The door opened. It was Dagobert.

At the sight of him Rose and Blanche joyfully exchanged a kiss, as if
they had just escaped from a great danger.

"What is the matter? why are you afraid?" asked the soldier in surprise.

"Oh, if you only knew!" said Rose, panting as she spoke, for both her
own heart and her sister's beat with violence.

"If you knew what has just happened! We did not recognize your
footsteps--they seemed so heavy--and then that noise behind the
partition!"

"Little frightened doves that you are! I could not run up the stairs
like a boy of fifteen, seeing that I carried my bed upon my back--a straw
mattress that I have just flung down before your door, to sleep there as
usual."

"Bless me! how foolish we must be, sister, not to have thought of that!"
said Rose, looking at Blanche. And their pretty faces, which had
together grown pale, together resumed their natural color.

During this scene the dog, still resting against the window, did not
cease barking a moment.

"What makes Spoil-sport bark in that direction, my children?" said the
soldier.

"We do not know. Two of our windowpanes have just been broken. That is
what first frightened us so much."

Without answering a word Dagobert flew to the window, opened it quickly,
pushed back the shutter, and leaned out.

He saw nothing; it was a dark night. He listened; but heard only the
moaning of the wind.

"Spoil-sport," said he to his dog, pointing to the open window, "leap
out, old fellow, and search!" The faithful animal took one mighty spring
and disappeared by the window, raised only about eight feet above the
ground.

Dagobert, still leaning over, encouraged his dog with voice and gesture:
"Search, old fellow, search! If there is any one there, pin him--your
fangs are strong--and hold him fast till I come."

But Spoil-sport found no one. They heard him go backwards and forwards,
snuffing on every side, and now and then uttering a low cry like a hound
at fault.

"There is no one, my good dog, that's clear, or you would have had him by
the throat ere this." Then, turning to the maidens, who listened to his
words and watched his movements with uneasiness: "My girls," said he,
"how were these panes broken? Did you not remark?"

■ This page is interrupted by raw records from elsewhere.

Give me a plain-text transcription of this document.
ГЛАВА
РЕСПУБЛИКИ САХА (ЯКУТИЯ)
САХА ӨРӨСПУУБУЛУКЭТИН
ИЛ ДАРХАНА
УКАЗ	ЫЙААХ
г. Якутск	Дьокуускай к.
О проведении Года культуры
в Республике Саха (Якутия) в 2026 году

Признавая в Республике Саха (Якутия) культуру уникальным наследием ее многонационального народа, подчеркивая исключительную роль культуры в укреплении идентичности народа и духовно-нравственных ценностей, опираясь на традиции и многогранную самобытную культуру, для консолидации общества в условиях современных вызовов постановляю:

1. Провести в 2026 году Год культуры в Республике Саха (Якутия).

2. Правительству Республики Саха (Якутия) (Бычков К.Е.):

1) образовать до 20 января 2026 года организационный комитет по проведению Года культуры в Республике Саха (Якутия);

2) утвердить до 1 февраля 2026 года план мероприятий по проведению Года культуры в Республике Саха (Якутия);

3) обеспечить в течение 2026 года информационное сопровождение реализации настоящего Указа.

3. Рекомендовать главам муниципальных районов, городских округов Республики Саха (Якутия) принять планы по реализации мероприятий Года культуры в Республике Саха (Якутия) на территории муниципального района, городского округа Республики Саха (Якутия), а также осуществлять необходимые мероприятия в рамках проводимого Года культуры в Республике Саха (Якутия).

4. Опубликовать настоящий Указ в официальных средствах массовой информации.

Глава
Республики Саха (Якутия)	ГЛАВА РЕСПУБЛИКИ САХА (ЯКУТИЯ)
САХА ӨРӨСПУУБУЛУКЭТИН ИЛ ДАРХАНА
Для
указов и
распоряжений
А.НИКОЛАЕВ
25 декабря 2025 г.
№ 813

"No, Dagobert; we were talking together when we heard a great crash, and
then the glass fell into the room."

"It seemed to me," added Rose, "as if a shutter had struck suddenly
against the window."

Dagobert examined the shutter, and observed a long movable hook, designed
to fasten it on the inside.

"It blows hard," said he; "the wind must have swung round the shutter,
and this hook broke the window. Yes, yes; that is it. What interest
could anybody have to play such a sorry trick?" Then, speaking to Spoil-
sport, he asked, "Well, my good fellow, is there no one?"

The dog answered by a bark, which the soldier no doubt understood as a
negative, for he continued: "Well, then, come back! Make the round--you
will find some door open--you are never at a loss."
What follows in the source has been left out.